Every year, the 15th of September is dedicated to raising awareness for one of the most common causes of cancer for children and teenagers – lymphoma.
While we may have heard of it, not many of us really know what lymphoma is, or that it is the 11th most common cancer in Europe, with over 90,000 cases diagnosed each year. (Cancer Research UK).
Lymphoma is a cancer of the lymph nodes and the lymphatic system and begins in a subset of white blood cells called lymphocytes, affecting the immune system and its ability to fight infection and disease.
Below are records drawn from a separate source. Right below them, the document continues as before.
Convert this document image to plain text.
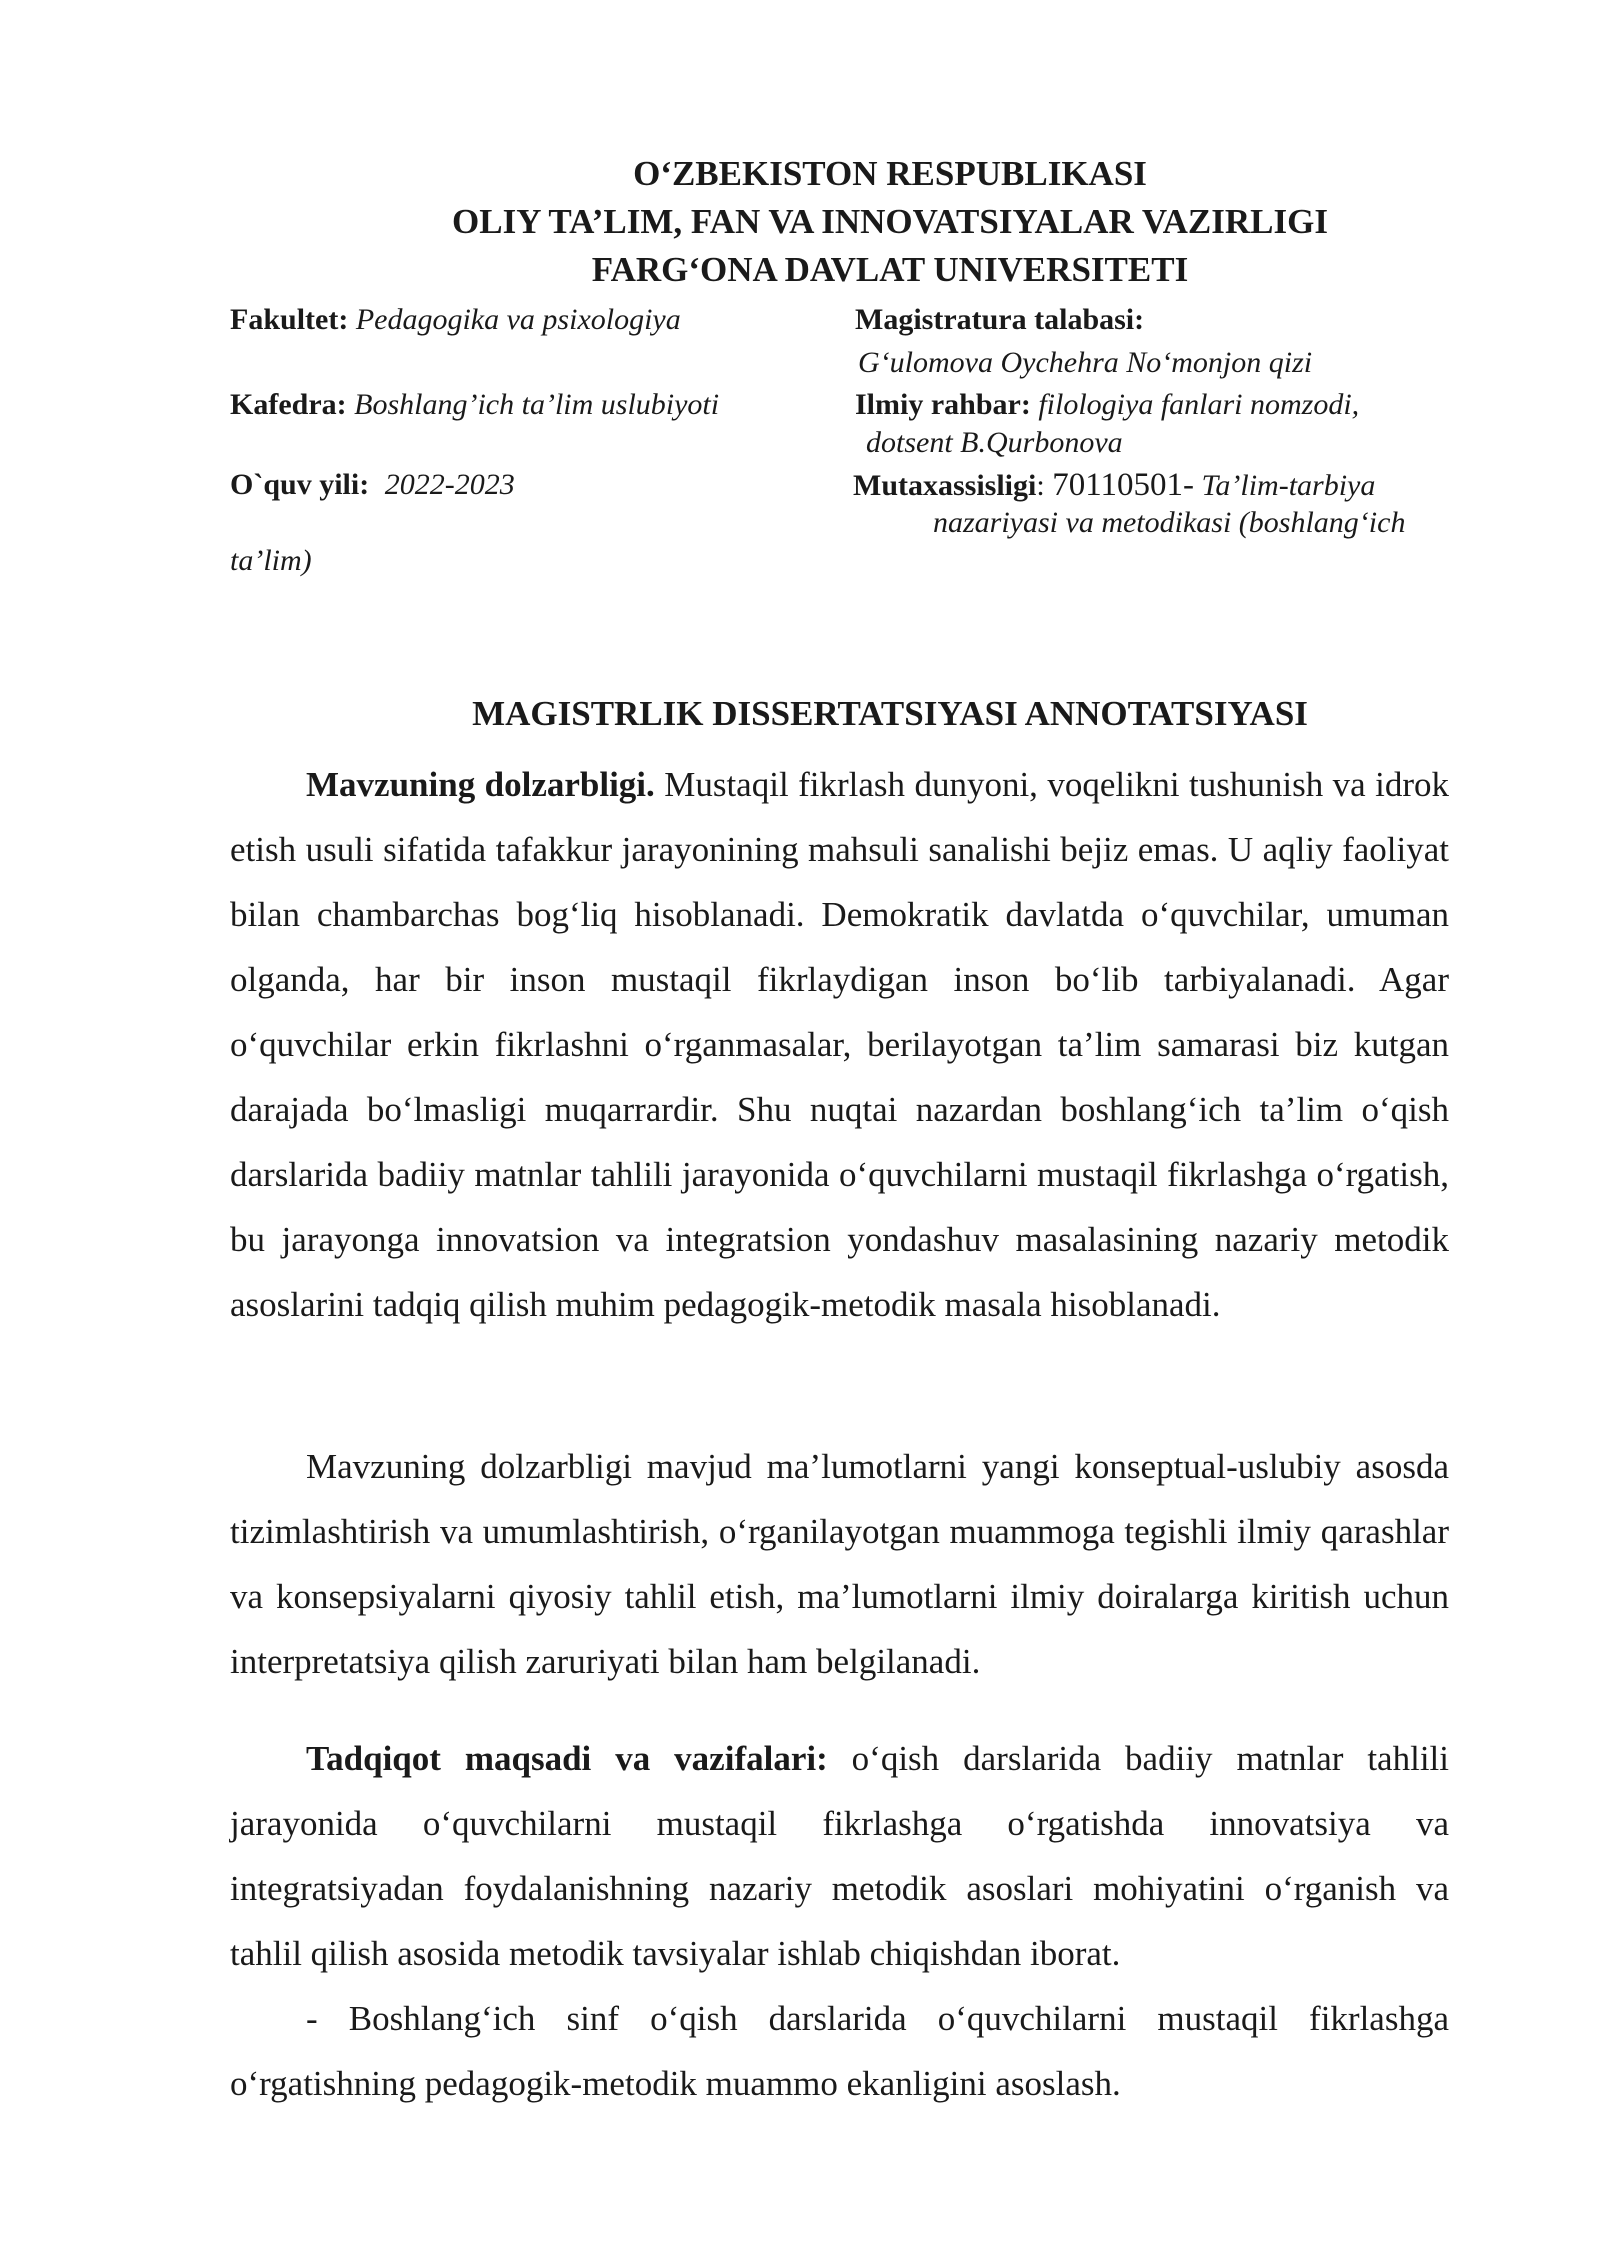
O‘ZBEKISTON RESPUBLIKASI
OLIY TA’LIM, FAN VA INNOVATSIYALAR VAZIRLIGI
FARG‘ONA DAVLAT UNIVERSITETI
Fakultet: Pedagogika va psixologiya
Kafedra: Boshlang’ich ta’lim uslubiyoti
O`quv yili: 2022-2023
ta’lim)
Magistratura talabasi:
G‘ulomova Oychehra No‘monjon qizi
Ilmiy rahbar: filologiya fanlari nomzodi,
dotsent B.Qurbonova
Mutaxassisligi: 70110501- Ta’lim-tarbiya
nazariyasi va metodikasi (boshlang‘ich
MAGISTRLIK DISSERTATSIYASI ANNOTATSIYASI

Mavzuning dolzarbligi. Mustaqil fikrlash dunyoni, voqelikni tushunish va idrok etish usuli sifatida tafakkur jarayonining mahsuli sanalishi bejiz emas. U aqliy faoliyat bilan chambarchas bog‘liq hisoblanadi. Demokratik davlatda o‘quvchilar, umuman olganda, har bir inson mustaqil fikrlaydigan inson bo‘lib tarbiyalanadi. Agar o‘quvchilar erkin fikrlashni o‘rganmasalar, berilayotgan ta’lim samarasi biz kutgan darajada bo‘lmasligi muqarrardir. Shu nuqtai nazardan boshlang‘ich ta’lim o‘qish darslarida badiiy matnlar tahlili jarayonida o‘quvchilarni mustaqil fikrlashga o‘rgatish, bu jarayonga innovatsion va integratsion yondashuv masalasining nazariy metodik asoslarini tadqiq qilish muhim pedagogik-metodik masala hisoblanadi.

Mavzuning dolzarbligi mavjud ma’lumotlarni yangi konseptual-uslubiy asosda tizimlashtirish va umumlashtirish, o‘rganilayotgan muammoga tegishli ilmiy qarashlar va konsepsiyalarni qiyosiy tahlil etish, ma’lumotlarni ilmiy doiralarga kiritish uchun interpretatsiya qilish zaruriyati bilan ham belgilanadi.

Tadqiqot maqsadi va vazifalari: o‘qish darslarida badiiy matnlar tahlili jarayonida o‘quvchilarni mustaqil fikrlashga o‘rgatishda innovatsiya va integratsiyadan foydalanishning nazariy metodik asoslari mohiyatini o‘rganish va tahlil qilish asosida metodik tavsiyalar ishlab chiqishdan iborat.

- Boshlang‘ich sinf o‘qish darslarida o‘quvchilarni mustaqil fikrlashga o‘rgatishning pedagogik-metodik muammo ekanligini asoslash.
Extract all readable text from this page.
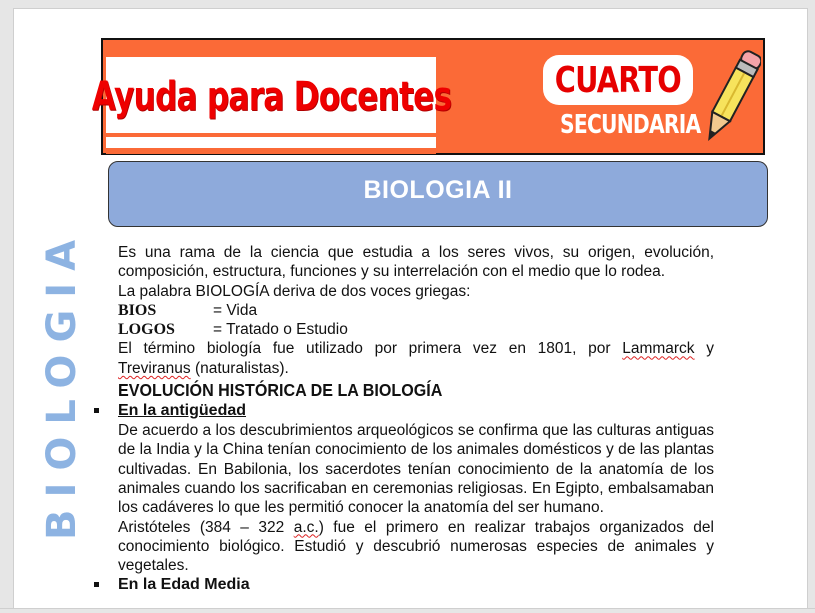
Ayuda para Docentes	CUARTO
SECUNDARIA
BIOLOGIA II
BIOLOGIA Es una rama de la ciencia que estudia a los seres vivos, su origen, evolución,

composición, estructura, funciones y su interrelación con el medio que lo rodea.

La palabra BIOLOGÍA deriva de dos voces griegas:

BIOS	= Vida
LOGOS	= Tratado o Estudio

El término biología fue utilizado por primera vez en 1801, por Lammarck y

Treviranus (naturalistas).

EVOLUCIÓN HISTÓRICA DE LA BIOLOGÍA
En la antigüedad

De acuerdo a los descubrimientos arqueológicos se confirma que las culturas antiguas de la India y la China tenían conocimiento de los animales domésticos y de las plantas cultivadas. En Babilonia, los sacerdotes tenían conocimiento de la anatomía de los animales cuando los sacrificaban en ceremonias religiosas. En Egipto, embalsamaban los cadáveres lo que les permitió conocer la anatomía del ser humano.

Aristóteles (384 – 322 a.c.) fue el primero en realizar trabajos organizados del conocimiento biológico. Estudió y descubrió numerosas especies de animales y vegetales.

En la Edad Media
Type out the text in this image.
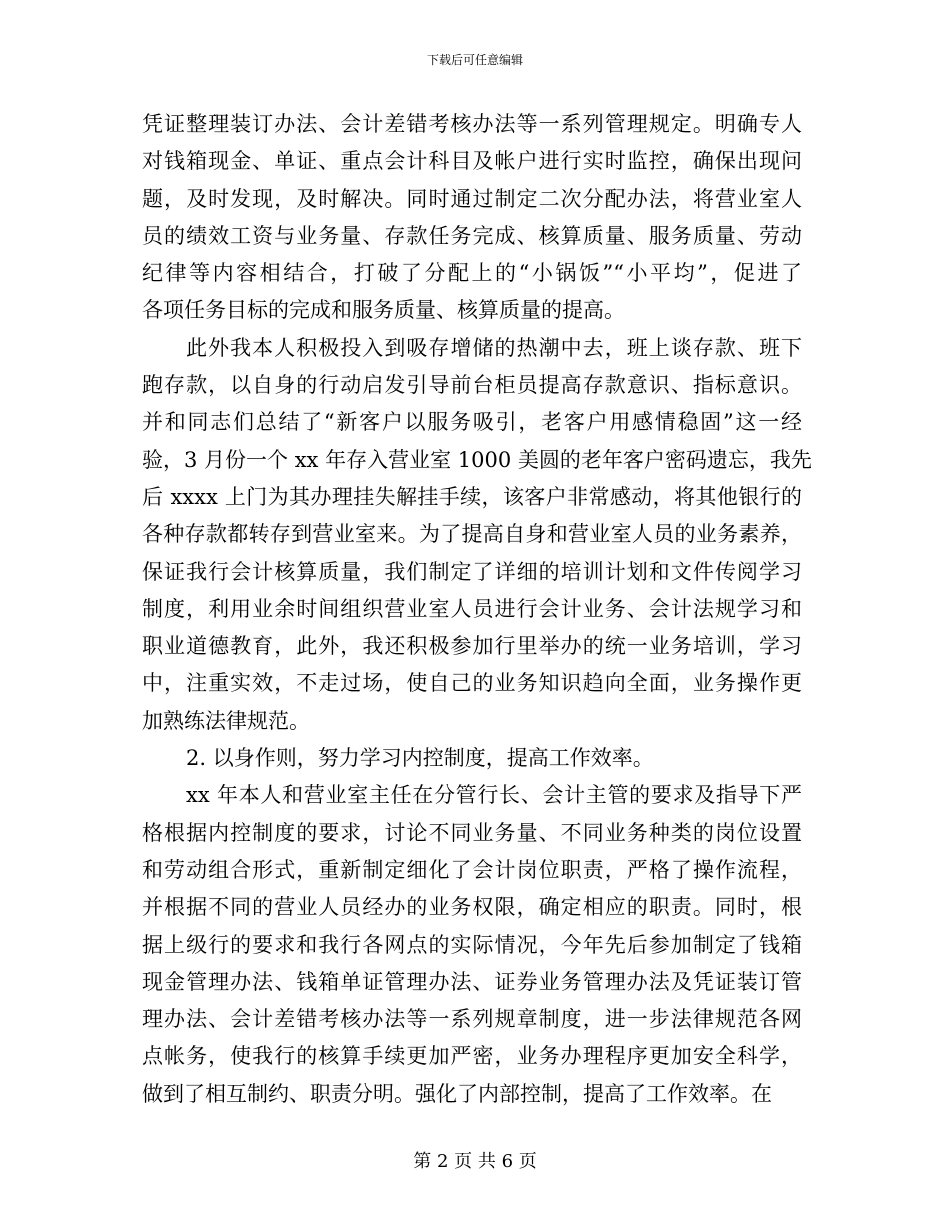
下载后可任意编辑
凭证整理装订办法、会计差错考核办法等一系列管理规定。明确专人
对钱箱现金、单证、重点会计科目及帐户进行实时监控，确保出现问
题，及时发现，及时解决。同时通过制定二次分配办法，将营业室人
员的绩效工资与业务量、存款任务完成、核算质量、服务质量、劳动
纪律等内容相结合，打破了分配上的“小锅饭”“小平均”，促进了
各项任务目标的完成和服务质量、核算质量的提高。
此外我本人积极投入到吸存增储的热潮中去，班上谈存款、班下
跑存款，以自身的行动启发引导前台柜员提高存款意识、指标意识。
并和同志们总结了“新客户以服务吸引，老客户用感情稳固”这一经
验，3 月份一个 xx 年存入营业室 1000 美圆的老年客户密码遗忘，我先
后 xxxx 上门为其办理挂失解挂手续，该客户非常感动，将其他银行的
各种存款都转存到营业室来。为了提高自身和营业室人员的业务素养，
保证我行会计核算质量，我们制定了详细的培训计划和文件传阅学习
制度，利用业余时间组织营业室人员进行会计业务、会计法规学习和
职业道德教育，此外，我还积极参加行里举办的统一业务培训，学习
中，注重实效，不走过场，使自己的业务知识趋向全面，业务操作更
加熟练法律规范。
2. 以身作则，努力学习内控制度，提高工作效率。
xx 年本人和营业室主任在分管行长、会计主管的要求及指导下严
格根据内控制度的要求，讨论不同业务量、不同业务种类的岗位设置
和劳动组合形式，重新制定细化了会计岗位职责，严格了操作流程，
并根据不同的营业人员经办的业务权限，确定相应的职责。同时，根
据上级行的要求和我行各网点的实际情况，今年先后参加制定了钱箱
现金管理办法、钱箱单证管理办法、证券业务管理办法及凭证装订管
理办法、会计差错考核办法等一系列规章制度，进一步法律规范各网
点帐务，使我行的核算手续更加严密，业务办理程序更加安全科学，
做到了相互制约、职责分明。强化了内部控制，提高了工作效率。在
第 2 页 共 6 页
Lymphoma has two main types – Hodgkin and non-Hodgkin. The main difference between the two consists in the presence of a certain type of cells, called Reed-Sternberg, found in Hodgkin lymphoma cases. As Lymphoma Coalition states, there are over 1,000,000 people around the world living with lymphoma, but a big part of them don’t know their subtype, which is the first step to finding the best treatment options.
Although lymphoma causes are yet to be discovered, there are some common risk factors that can help understand the disease. These include age, most lymphoma cases affect people before 20 or after 55 years old, or sex, Hodgkin lymphoma being more common in men.
Moreover, immunodeficiency is another important risk factor – lymphoma is more common in individuals with a weak immune system, due to HIV or AIDS, for example.
Symptoms of lymphoma
Being an illness that affects the immune system, lymphoma manifests the same as a persistent common cold who never seems to go away. The symptoms may also include swelling of the lymph nodes that can press on organs, bones or other structures, which can be easily confused with a simple back pain.
However, there are some other symptomes that may be caused by lymphoma, which include:
Lymphoma can easily spread to other body parts, too, due to the connection between the lymphatic tissue and other tissues and organs. Most often, the disease can spread to the liver, bone marrow or lungs.
Diagnosis of lymphoma
Although there are no special screenings and tests recommeded for Hodgkin or non-Hodgkin lymphoma, there are ways to early detect lymphoma and assure the most efficient treatment. Paying attention to the symptoms we mentioned about is a good way of detecting lymphoma during the early stage.
You should see a doctor as soon as you notice some symptoms take longer to heal. Once the doctor rules out other conditions that might cause the symptoms, after a medical history check and physical exam, a biopsy and blood tests might be needed to confirm a possible diagnose.
The type of biopsy used is decided by the doctor, based on the pacient’s situation.
Imaging tests such as CT, MRI scans and X-ray imaging can also be used to confirm the diagnosis.
Treatment of lymphoma
While there is no sure way of preventing lymphoma, when treated during the early stage, more than 2 out of 3 people survive the non-Hodgkin lymphoma.
For Hodgkin lymphoma cases diagnosed before the first stage, the survival rate is of 85%, says Medical News Today.
The most common treatments include: biologic therapy, antibody therapy, chemotherapy, radioimmunotherapy, radiation therapy, surgery or stem-cell transplant.
This month, help your loved ones understand lymphoma and its symptoms, and support them into seeking medical help in case they might ever suspect a diagnose.